Michael Oren, Israel's ambassador to America, released a statement saying that Wasserman Schultz was wrong. “I categorically deny that I ever characterized Republican policies as harmful to Israel. Bipartisan support is a paramount national interest for Israel, and we have great friends on both sides of the aisle,” said Oren in a statement.
So in a TV appearance this evening, Wasserman Schultz was asked about these events. But instead of acknowledging her misstatement, the DNC chair attacked the reporter who quoted her.

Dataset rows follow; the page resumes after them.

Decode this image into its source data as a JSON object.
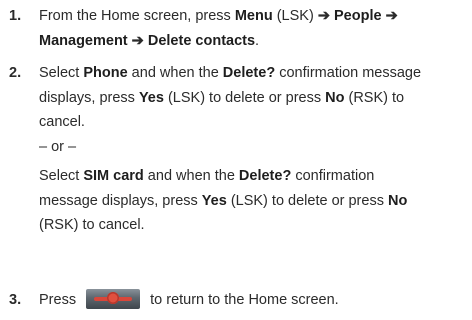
{
  "steps": [
    {
      "number": "1.",
      "parts": {
        "t1": "From the Home screen, press ",
        "menu": "Menu",
        "t2": " (LSK) ",
        "people": "People",
        "management": "Management",
        "delete_contacts": "Delete contacts",
        "t3": "."
      }
    },
    {
      "number": "2.",
      "parts": {
        "t1": "Select ",
        "phone": "Phone",
        "t2": " and when the ",
        "delete_q": "Delete?",
        "t3": " confirmation message",
        "t4": "displays, press ",
        "yes": "Yes",
        "t5": " (LSK) to delete or press ",
        "no": "No",
        "t6": " (RSK) to",
        "t7": "cancel.",
        "or": "– or –",
        "t8": "Select ",
        "sim_card": "SIM card",
        "t9": " and when the ",
        "delete_q2": "Delete?",
        "t10": " confirmation",
        "t11": "message displays, press ",
        "yes2": "Yes",
        "t12": " (LSK) to delete or press ",
        "no2": "No",
        "t13": "(RSK) to cancel."
      }
    },
    {
      "number": "3.",
      "parts": {
        "t1": "Press ",
        "t2": " to return to the Home screen."
      },
      "icon": "end-key-icon"
    }
  ],
  "arrow_glyph": "➔",
  "colors": {
    "text": "#2b2b2b",
    "end_key_red": "#d8463a",
    "end_key_gray": "#5d666e"
  }
}
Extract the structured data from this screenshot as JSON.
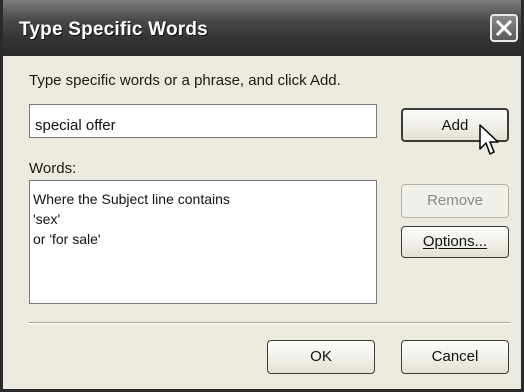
{
  "window": {
    "title": "Type Specific Words"
  },
  "instructions": "Type specific words or a phrase, and click Add.",
  "phrase_input": {
    "value": "special offer"
  },
  "words": {
    "label": "Words:",
    "lines": [
      "Where the Subject line contains",
      "'sex'",
      "or 'for sale'"
    ]
  },
  "buttons": {
    "add": "Add",
    "remove": "Remove",
    "options": "Options...",
    "ok": "OK",
    "cancel": "Cancel"
  },
  "icons": {
    "close": "close-icon",
    "cursor": "mouse-pointer-icon"
  },
  "colors": {
    "titlebar": "#333333",
    "dialog_bg": "#ece9df",
    "disabled_text": "#8a8a8a"
  }
}
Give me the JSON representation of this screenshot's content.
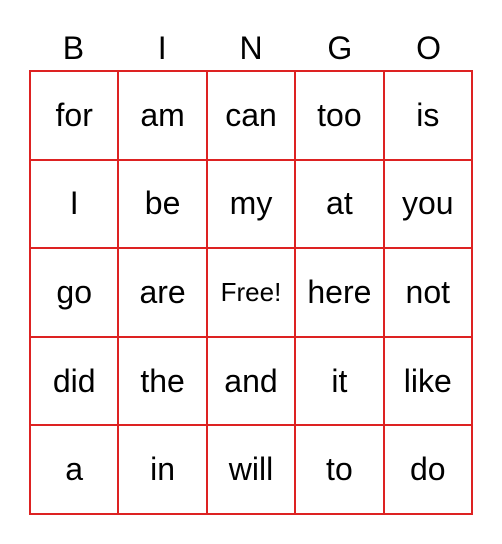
{
  "header": [
    "B",
    "I",
    "N",
    "G",
    "O"
  ],
  "border_color": "#dd2222",
  "rows": [
    [
      "for",
      "am",
      "can",
      "too",
      "is"
    ],
    [
      "I",
      "be",
      "my",
      "at",
      "you"
    ],
    [
      "go",
      "are",
      "Free!",
      "here",
      "not"
    ],
    [
      "did",
      "the",
      "and",
      "it",
      "like"
    ],
    [
      "a",
      "in",
      "will",
      "to",
      "do"
    ]
  ]
}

“I didn’t say he said that,” Wasserman Schultz said. “And unfortunately, that comment was reported by a conservative newspaper. It’s not surprising they would deliberately misquote me. What I always say is that unfortunately the Republicans have made Israel a political football, which is dangerous for Israel. And Ambassador Oren has said that we can’t ever suggest that there is any daylight between the two parties on Israel because there isn’t. And that that’s harmful to Israel. That’s what I said, and that is accurate.”

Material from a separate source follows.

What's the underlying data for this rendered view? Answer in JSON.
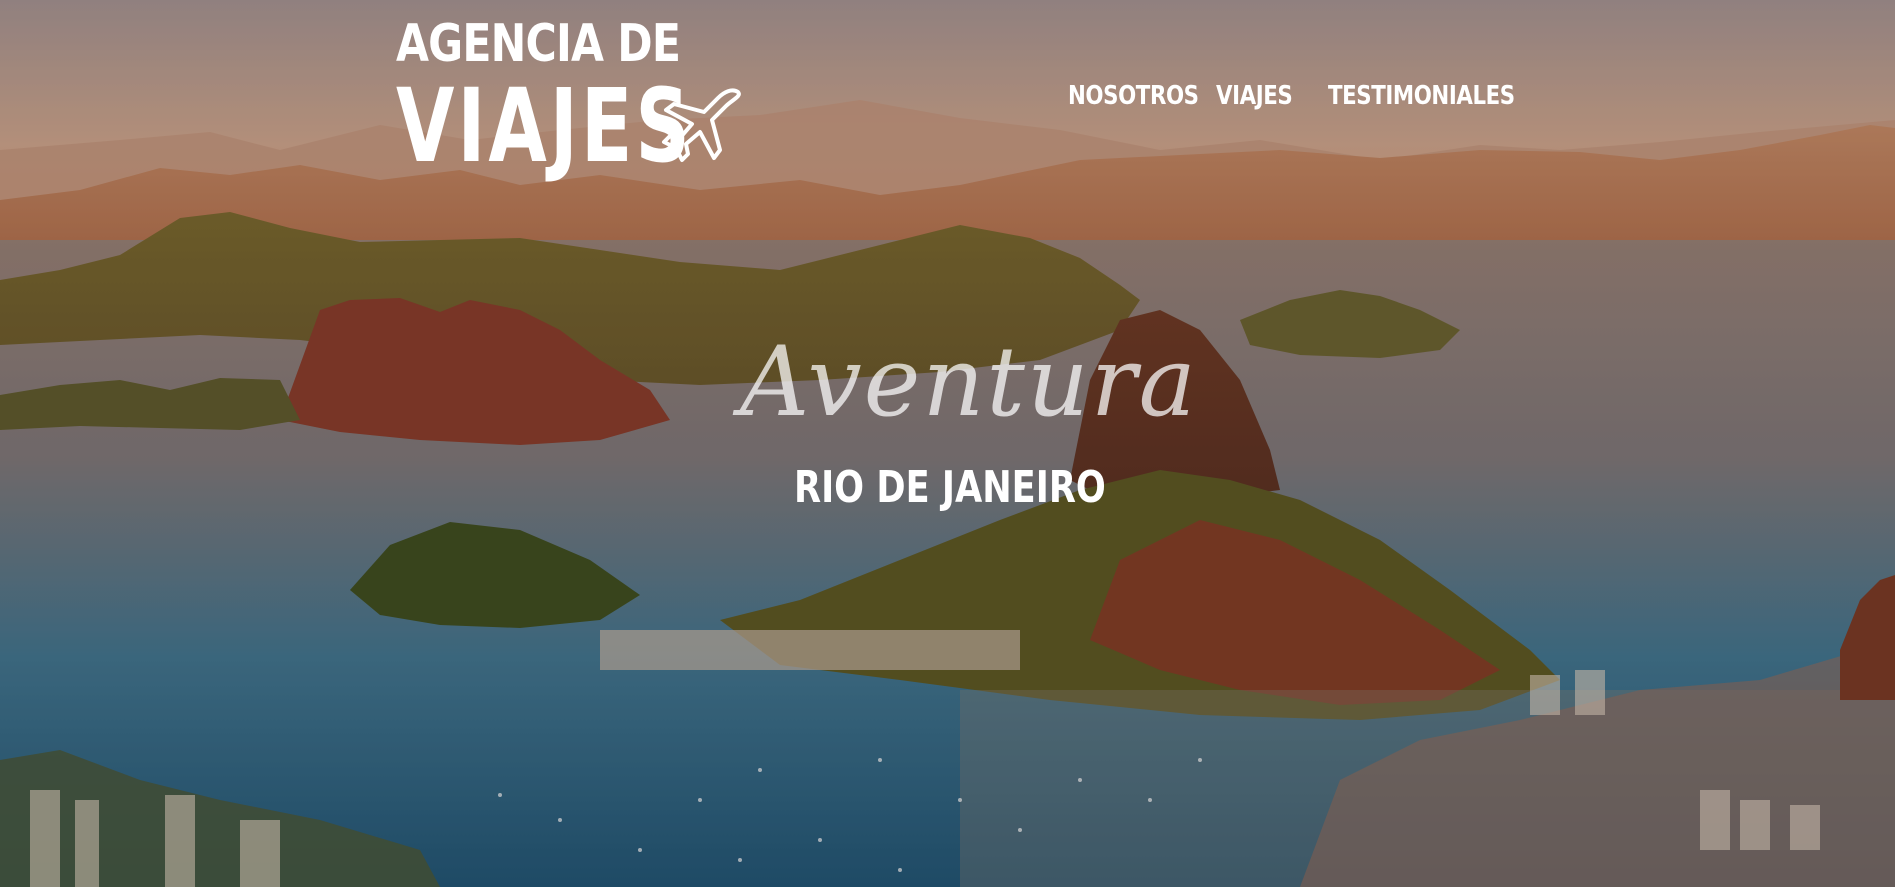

But in fact, Klein has proof that Wasserman Schultz did say what Klein reported. Here's the audio:
So: Debbie Wasserman Schultz lied on national TV. And she did so while impugning the character of the reporter (Klein) who quoted her accurately. And she appears to have been lying about what an ambassador allegedly told her in private—which she then repeated for apparent political gain.
We're all used to politicians exaggerating, misstating, and the like. But being caught in flat out lies? Won't the Obama campaign—which, it's been widely reported, is none too fond of Wasserman Schultz in the first place—decide it's time for Debbie to go?